La terza fase, attiva a tutti gli effetti negli ultimi due mesi del progetto, prevede la sperimentazione del servizio FoodRider solidali come esempio e prototipo di condivisione sostenibile delle risorse del quartiere. Il cibo che gli abitanti hanno gustato nei buffet e nelle cene di palazzo possono averlo a casa propria, attraverso un modello solidale che si oppone a quelli di estremo sfruttamento economico che – come è stato evidenziato dai media – si stanno diffondendo proprio nel campo della ristorazione a domicilio. Presso la Comunità Oklahoma, dove è già attivo il laboratorio di ciclofficina, verrà allestito un parco biciclette appositamente attrezzato per il recapito, e una centrale telefonica per l’ordine dei pasti a domicilio, dedicata esclusivamente agli abitanti del quartiere, in special modo gli anziani o coloro che hanno ridotta possibilità di movimento o limitate capacità per prepararsi autonomamente i pasti. Per la consegna ci si avvarrà del contributo della cooperativa di tipo B Sinapsi che gestisce il “Ristoro delle Rane e Ranokkio” adiacente al quartiere e che opera anche tramite l’inserimento lavorativo di persone fragili e svantaggiate. Le pietanze proverranno da luoghi selezionati rigorosamente collocati all’interno del quartiere, cominciando sicuramente dalla cucina della Comunità Oklahoma (che giornalmente prepara 30 pasti a pranzo e 30 a cena, e che può a basso costo incrementare il numero delle porzioni) e dallo stesso Ristoro delle Rane e Ranokkio. Il menu disponibile ogni giorno sarà dunque limitato, ma sano, buono e rigorosamente locale. Il servizio sarà a pagamento, ma a un costo estremamente contenuto e sostenibile. Il piano economico e organizzativo sarà steso già nel mese di settembre, in modo da poter presentare ai cittadini il servizio (seppur non ancora attivo) durante le cene di palazzo.

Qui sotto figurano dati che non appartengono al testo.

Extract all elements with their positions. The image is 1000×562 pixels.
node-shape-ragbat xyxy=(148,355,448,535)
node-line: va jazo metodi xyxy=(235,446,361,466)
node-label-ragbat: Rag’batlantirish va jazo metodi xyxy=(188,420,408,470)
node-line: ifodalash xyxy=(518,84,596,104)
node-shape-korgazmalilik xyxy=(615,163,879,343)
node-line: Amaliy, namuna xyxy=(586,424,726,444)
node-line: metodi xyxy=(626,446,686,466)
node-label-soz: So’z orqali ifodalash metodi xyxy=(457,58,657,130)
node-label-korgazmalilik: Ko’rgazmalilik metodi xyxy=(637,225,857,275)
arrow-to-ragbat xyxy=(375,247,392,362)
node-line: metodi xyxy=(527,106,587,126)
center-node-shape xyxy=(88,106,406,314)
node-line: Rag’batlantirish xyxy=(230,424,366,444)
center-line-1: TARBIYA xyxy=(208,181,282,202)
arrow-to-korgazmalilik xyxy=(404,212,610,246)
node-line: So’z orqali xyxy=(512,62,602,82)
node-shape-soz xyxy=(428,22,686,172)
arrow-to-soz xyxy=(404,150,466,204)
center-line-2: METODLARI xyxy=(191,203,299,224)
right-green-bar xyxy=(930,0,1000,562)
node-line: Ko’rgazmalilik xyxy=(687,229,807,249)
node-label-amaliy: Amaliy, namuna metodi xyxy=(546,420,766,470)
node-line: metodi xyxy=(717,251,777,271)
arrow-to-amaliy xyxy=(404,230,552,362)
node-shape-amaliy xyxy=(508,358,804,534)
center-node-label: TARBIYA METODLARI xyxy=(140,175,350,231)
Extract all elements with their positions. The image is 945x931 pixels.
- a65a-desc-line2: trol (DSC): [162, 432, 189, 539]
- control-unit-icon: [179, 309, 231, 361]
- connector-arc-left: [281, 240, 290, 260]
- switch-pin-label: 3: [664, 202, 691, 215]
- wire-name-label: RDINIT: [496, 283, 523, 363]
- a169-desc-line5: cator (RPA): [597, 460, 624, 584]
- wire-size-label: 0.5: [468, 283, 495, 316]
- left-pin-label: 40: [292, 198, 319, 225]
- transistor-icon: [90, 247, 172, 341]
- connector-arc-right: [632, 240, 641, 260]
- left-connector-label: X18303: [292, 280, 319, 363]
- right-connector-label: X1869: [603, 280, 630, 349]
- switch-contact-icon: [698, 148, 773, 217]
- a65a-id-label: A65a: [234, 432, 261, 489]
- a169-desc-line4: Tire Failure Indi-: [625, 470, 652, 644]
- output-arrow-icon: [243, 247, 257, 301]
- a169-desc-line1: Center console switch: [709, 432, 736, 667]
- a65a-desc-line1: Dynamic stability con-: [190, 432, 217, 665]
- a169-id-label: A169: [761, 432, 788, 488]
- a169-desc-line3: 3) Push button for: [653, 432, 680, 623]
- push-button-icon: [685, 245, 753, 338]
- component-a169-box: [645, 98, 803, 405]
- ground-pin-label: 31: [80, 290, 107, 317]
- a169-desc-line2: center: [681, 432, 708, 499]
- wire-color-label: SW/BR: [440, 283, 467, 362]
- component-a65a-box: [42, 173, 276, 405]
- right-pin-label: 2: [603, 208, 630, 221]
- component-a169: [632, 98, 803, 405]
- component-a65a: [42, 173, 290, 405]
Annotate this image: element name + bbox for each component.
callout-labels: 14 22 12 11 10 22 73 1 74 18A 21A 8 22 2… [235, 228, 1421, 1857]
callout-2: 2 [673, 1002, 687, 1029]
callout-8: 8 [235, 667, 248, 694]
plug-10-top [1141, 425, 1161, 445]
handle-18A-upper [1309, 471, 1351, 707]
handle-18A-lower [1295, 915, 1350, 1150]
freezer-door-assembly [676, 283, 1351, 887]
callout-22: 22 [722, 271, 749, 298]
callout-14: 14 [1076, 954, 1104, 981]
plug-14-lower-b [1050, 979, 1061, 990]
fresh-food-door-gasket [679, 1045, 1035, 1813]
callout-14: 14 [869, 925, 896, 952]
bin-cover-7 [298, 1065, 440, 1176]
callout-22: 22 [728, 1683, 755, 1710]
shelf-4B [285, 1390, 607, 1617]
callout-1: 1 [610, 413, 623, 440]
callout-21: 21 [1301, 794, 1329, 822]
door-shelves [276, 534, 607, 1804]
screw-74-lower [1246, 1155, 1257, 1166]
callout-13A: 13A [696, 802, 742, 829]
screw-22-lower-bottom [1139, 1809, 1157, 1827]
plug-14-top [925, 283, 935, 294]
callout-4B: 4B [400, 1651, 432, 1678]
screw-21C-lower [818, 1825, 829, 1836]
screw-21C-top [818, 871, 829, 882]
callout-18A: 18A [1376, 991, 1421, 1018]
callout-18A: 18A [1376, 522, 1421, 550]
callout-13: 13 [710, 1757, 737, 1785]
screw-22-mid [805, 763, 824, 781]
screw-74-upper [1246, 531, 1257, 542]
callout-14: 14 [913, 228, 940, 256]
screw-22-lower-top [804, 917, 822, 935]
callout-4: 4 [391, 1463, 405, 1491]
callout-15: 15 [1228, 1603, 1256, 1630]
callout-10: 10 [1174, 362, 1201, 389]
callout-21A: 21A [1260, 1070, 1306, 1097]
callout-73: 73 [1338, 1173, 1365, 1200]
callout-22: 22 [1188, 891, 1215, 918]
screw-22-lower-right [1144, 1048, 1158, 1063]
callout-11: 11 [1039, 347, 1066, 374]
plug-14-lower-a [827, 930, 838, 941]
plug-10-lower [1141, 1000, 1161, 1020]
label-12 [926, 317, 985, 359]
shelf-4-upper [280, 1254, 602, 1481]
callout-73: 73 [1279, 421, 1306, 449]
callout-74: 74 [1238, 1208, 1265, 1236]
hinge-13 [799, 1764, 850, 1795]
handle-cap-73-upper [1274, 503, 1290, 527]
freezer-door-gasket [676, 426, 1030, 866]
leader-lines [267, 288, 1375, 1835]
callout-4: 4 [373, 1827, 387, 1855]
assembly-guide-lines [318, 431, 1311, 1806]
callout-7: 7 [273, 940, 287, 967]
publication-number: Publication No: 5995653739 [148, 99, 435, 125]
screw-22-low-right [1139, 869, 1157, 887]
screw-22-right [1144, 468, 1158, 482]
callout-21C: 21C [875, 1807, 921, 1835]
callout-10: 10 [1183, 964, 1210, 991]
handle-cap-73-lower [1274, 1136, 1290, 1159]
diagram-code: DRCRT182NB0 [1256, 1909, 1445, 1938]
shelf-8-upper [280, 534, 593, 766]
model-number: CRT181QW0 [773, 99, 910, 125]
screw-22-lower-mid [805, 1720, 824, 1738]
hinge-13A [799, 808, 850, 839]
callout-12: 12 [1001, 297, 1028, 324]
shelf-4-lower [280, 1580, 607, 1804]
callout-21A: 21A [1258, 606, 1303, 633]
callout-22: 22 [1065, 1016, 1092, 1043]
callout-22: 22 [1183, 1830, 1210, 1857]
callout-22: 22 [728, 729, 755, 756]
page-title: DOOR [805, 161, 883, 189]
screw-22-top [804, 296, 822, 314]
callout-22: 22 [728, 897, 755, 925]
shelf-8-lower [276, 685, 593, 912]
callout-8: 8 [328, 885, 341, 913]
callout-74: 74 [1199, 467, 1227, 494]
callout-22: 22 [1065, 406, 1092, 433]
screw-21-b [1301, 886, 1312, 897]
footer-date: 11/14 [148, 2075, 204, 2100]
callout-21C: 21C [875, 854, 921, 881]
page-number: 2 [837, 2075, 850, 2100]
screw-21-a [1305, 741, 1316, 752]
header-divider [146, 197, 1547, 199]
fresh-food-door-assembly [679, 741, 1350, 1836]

Il servizio FoodRider solidali costituisce un esempio e prototipo di messa in condivisione delle risorse del quartiere basata sulle relazioni. Lo scopo e il lascito del progetto infatti non è tanto quello di impiantare servizi all’interno del quartiere, quanto piuttosto quello di favorire la nascita di relazioni positive che generino a loro volta idee e opportunità di aiuto reciproco e di “fare tesoro” di quello che c’è, sempre sulla base della relazione, della fiducia e della conoscenza reciproca. Capitalizzare meglio i luoghi del quartiere in cui si cucina (la Comunità, il Ranokkio e altri) attraverso il servizio Foodrider solidali è quindi soltanto un esempio di altre idee che potrebbero sorgere e che il progetto si adopererà a sostenere attraverso il coordinamento di MilanoSud e Comunità Oklahoma, ma anche attraverso uno specifico corso di formazione per volontari.

I tavoli per feste acquistati dalla Comunità Oklahoma per le cene di palazzo rimarranno a disposizione del quartiere – attraverso modalità di “prenotazione” semplici ed egualitarie – per l’organizzazione di altri eventi da parte dei residenti per i residenti.
L’intero svolgimento del Progetto sarà documentato mediante fotografie, riprese e interviste che verranno montate in un documentario “Cibo, cinema e pedali in Gratosoglio”. Il documentario verrà proiettato in occasione dell’evento finale celebrativo del Progetto, che sarà anche una quarta ed ultima serata di cinema all’aperto con buffet, nel mese di aprile 2019.